Identifica el tipo de sofá antes de limpiar
Antes de empezar, es fundamental saber de qué material está hecho:
- Tela: el más común y delicado
- Cuero o polipiel: requiere productos específicos
- Microfibra: resistente pero sensible a productos agresivos
Revisa siempre la etiqueta del fabricante si la tiene.
Limpieza básica semanal
Para mantener el sofá limpio:
- Aspira toda la superficie con una boquilla adecuada
- Insiste en esquinas y entre cojines
- Pasa un paño ligeramente húmedo para eliminar el polvo superficial
Este hábito evita que la suciedad se incruste.

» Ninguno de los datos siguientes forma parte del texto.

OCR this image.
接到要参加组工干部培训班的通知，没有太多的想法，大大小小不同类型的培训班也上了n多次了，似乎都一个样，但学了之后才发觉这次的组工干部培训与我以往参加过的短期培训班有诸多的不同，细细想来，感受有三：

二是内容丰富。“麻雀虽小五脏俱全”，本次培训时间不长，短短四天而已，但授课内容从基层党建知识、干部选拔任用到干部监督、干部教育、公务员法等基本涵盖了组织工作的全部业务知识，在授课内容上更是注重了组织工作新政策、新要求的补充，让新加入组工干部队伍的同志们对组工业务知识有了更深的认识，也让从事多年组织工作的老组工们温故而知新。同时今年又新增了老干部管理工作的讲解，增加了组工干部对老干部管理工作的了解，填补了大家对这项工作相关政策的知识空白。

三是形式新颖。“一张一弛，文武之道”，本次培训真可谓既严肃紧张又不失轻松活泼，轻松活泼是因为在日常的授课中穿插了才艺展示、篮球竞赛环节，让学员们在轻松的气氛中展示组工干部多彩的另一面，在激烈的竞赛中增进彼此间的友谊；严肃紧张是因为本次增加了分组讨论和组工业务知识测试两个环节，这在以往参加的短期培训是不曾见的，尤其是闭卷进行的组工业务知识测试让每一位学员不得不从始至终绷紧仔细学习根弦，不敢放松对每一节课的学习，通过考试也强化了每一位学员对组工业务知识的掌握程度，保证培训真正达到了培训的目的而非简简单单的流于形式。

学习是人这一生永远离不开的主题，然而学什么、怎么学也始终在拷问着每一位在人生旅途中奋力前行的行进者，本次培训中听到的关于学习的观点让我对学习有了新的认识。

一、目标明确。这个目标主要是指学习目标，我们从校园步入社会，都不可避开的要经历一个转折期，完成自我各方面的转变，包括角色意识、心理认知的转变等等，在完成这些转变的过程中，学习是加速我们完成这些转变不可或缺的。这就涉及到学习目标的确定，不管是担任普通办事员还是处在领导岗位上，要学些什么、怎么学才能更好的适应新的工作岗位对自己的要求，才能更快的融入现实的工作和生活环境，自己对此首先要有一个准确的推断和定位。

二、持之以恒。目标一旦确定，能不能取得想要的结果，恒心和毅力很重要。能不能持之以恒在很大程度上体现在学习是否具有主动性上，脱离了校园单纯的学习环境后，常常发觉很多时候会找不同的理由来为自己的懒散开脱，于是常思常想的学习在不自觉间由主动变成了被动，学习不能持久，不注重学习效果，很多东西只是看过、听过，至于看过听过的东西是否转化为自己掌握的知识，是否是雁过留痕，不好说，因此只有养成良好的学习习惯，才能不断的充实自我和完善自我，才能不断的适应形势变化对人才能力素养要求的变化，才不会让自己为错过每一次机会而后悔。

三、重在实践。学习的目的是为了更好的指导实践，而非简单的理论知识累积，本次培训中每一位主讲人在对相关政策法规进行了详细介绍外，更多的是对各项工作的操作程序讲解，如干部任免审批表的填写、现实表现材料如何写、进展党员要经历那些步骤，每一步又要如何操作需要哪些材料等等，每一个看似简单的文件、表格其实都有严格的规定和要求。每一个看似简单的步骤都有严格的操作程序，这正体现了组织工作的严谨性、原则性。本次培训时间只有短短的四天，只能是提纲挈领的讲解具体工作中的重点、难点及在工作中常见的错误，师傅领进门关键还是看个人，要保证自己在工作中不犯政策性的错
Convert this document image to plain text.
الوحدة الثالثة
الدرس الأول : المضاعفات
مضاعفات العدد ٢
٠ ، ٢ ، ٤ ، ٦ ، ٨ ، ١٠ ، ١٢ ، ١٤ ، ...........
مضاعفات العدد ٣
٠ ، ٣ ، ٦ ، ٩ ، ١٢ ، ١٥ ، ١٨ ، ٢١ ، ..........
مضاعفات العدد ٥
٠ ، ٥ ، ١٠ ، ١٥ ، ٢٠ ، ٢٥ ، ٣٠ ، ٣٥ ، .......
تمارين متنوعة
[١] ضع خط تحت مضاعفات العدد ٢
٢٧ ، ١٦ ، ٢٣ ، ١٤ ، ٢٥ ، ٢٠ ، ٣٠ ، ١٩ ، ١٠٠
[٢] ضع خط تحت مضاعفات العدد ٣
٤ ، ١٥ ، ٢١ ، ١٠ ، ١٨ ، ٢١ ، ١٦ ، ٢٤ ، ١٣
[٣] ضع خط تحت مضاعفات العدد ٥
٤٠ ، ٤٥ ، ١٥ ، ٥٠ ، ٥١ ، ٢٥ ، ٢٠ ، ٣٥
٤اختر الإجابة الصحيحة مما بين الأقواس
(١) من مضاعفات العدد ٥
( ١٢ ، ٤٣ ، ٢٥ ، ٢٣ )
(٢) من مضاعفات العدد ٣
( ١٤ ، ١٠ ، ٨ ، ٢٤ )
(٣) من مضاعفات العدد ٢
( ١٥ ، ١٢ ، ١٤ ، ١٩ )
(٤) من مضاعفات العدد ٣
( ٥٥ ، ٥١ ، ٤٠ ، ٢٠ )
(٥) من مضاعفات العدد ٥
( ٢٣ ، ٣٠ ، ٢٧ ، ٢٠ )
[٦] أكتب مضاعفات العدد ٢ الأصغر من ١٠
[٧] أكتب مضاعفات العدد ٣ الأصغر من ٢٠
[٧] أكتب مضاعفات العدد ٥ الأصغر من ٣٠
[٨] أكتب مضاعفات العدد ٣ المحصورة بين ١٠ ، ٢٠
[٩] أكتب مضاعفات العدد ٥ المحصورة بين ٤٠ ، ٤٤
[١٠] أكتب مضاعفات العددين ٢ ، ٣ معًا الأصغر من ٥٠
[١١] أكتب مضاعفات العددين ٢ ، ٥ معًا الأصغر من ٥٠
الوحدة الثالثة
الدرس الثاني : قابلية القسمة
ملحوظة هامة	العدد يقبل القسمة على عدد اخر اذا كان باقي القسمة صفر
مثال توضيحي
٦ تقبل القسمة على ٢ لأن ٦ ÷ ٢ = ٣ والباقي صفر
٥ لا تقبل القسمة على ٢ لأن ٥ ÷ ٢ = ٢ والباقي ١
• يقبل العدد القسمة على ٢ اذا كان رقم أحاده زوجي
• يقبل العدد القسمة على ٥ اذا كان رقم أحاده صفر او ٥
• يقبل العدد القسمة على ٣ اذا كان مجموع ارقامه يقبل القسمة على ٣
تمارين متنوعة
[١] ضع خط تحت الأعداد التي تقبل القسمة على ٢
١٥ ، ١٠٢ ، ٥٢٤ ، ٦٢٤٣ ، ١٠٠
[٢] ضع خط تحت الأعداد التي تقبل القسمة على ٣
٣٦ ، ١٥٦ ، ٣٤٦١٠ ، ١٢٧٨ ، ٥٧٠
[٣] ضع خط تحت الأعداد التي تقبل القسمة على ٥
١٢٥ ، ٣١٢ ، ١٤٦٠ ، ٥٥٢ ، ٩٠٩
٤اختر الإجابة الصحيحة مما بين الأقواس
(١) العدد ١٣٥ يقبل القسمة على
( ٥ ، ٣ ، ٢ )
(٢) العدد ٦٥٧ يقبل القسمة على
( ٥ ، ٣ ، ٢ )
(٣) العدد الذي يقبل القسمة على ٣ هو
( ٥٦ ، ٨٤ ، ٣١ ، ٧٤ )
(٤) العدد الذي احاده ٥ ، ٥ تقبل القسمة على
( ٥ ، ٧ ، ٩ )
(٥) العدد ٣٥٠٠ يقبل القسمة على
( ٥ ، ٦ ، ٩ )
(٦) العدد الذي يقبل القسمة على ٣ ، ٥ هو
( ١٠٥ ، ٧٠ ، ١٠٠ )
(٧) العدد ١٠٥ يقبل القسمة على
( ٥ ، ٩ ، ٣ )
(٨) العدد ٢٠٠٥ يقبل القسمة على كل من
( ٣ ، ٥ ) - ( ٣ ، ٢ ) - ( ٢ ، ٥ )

Cómo eliminar manchas del sofá
Uno de los mayores problemas son las manchas. Estos son algunos trucos efectivos:
- Manchas recientes: seca con papel absorbente sin frotar
- Grasa: aplica bicarbonato, deja actuar y aspira
- Manchas generales: mezcla agua tibia con un poco de jabón neutro
Aplica siempre con un paño suave y sin empapar demasiado.
Limpieza profunda del sofá
Cada cierto tiempo conviene hacer una limpieza más completa:
- Usa un limpiador específico según el material
- Puedes utilizar una máquina de vapor (ideal para desinfectar)
- Deja secar completamente antes de usarlo
Consejos para mantener el sofá limpio más tiempo
- Utiliza fundas lavables
- Evita comer en el sofá
- Ventila el salón a diario
- Aspira al menos una vez por semana
Un buen mantenimiento alarga la vida útil del sofá y mejora el confort del hogar.